Le Rat qui s’est retiré du monde

La Fontaine, Le Rat qui s'est retiré du monde (Commentaire composé)

 

Texte étudié :

Les Levantins en leur légende
Disent qu'un certain Rat las des soins d'ici-bas,
Dans un fromage de Hollande
Se retira loin du tracas.
La solitude était profonde,
S'étendant partout à la ronde.
Notre ermite nouveau subsistait là-dedans.
Il fit tant de pieds et de dents
Qu'en peu de jours il eut au fond de l'ermitage
Le vivre et le couvert : que faut-il davantage ?
Il devint gros et gras ; Dieu prodigue ses biens
A ceux qui font voeu d'être siens.
Un jour, au dévot personnage
Des députés du peuple Rat
S'en vinrent demander quelque aumône légère :
Ils allaient en terre étrangère
Chercher quelque secours contre le peuple chat ;
Ratopolis était bloquée :
On les avait contraints de partir sans argent,
Attendu l'état indigent
De la République attaquée.
Ils demandaient fort peu, certains que le secours
Serait prêt dans quatre ou cinq jours.
Mes amis, dit le Solitaire,
Les choses d'ici-bas ne me regardent plus :
En quoi peut un pauvre Reclus
Vous assister ? que peut-il faire,
Que de prier le Ciel qu'il vous aide en ceci ?
J'espère qu'il aura de vous quelque souci.
Ayant parlé de cette sorte.
Le nouveau Saint ferma sa porte.
Qui désignai-je, à votre avis,
Par ce Rat si peu secourable ?
Un Moine ? Non, mais un Dervis :
Je suppose qu'un Moine est toujours charitable.

La Fontaine

 

Introduction :

 

La figure du moine dans la littérature depuis Rabelais : mise en doute de la sincérité de sa vocation et du respect du voeu d'abstinence.

La force du parti dévot sous Louis XIV (interdiction de Tartuffe) : obligation d'une critique détournée. Le titre de cette fable indique clairement que le Rat appartient au clergé ; nous nous demanderons comment La Fontaine a utilisé de la dable pour critiquer un faux dévot sans choquer son lecteur. Notre objet d'étude comportant deux verbes convaincre et persuader, nous nous poserons la question suivant : quel est le pouvoir des mots, que l'on utilise l'art de convaincre ou de persuader.

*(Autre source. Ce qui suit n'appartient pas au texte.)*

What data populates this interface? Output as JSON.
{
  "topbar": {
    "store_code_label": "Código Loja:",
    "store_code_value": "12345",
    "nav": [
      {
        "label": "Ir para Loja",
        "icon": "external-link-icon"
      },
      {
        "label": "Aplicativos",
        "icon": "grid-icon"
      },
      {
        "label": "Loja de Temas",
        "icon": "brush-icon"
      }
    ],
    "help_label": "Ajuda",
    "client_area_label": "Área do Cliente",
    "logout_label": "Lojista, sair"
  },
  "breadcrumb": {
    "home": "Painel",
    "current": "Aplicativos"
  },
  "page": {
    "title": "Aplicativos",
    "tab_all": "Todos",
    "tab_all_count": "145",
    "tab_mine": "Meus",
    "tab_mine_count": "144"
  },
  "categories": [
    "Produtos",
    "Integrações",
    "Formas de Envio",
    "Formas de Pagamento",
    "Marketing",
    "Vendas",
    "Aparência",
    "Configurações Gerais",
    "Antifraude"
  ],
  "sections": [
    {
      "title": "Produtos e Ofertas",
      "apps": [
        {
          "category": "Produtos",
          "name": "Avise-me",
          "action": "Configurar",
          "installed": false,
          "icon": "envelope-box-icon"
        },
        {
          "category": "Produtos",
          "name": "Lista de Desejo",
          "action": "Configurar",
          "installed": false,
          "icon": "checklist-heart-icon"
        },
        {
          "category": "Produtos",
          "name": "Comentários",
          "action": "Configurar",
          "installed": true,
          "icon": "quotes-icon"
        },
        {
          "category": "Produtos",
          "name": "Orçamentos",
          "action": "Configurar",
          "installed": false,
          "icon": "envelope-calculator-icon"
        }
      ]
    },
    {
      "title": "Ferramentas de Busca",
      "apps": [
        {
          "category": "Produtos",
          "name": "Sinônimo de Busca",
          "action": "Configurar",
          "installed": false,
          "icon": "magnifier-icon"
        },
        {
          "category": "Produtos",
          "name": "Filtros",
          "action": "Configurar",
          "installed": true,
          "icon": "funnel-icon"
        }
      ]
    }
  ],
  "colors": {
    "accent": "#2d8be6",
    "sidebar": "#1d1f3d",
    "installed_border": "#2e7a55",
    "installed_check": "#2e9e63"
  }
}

Notre plan sera le suivant : puisque trois orateurs s'expriment dans cette fable, nous étudierons leurs argumentations respectives avec l'ambassade des rats, le refus de l'ermite puis le propos de La Fontaine.

 

I). L'ambassade des rats.

 

Que veulent-ils ? A qui adressent-ils leur requête ? Quels sont leurs arguments ?

Leur stratégie montre qu'ils sont dans un effort de convaincre : des rats font appel à un autre rat contre l'ennemi héréditaire : appel légitime à la solidarité ; crédibilité de la requête.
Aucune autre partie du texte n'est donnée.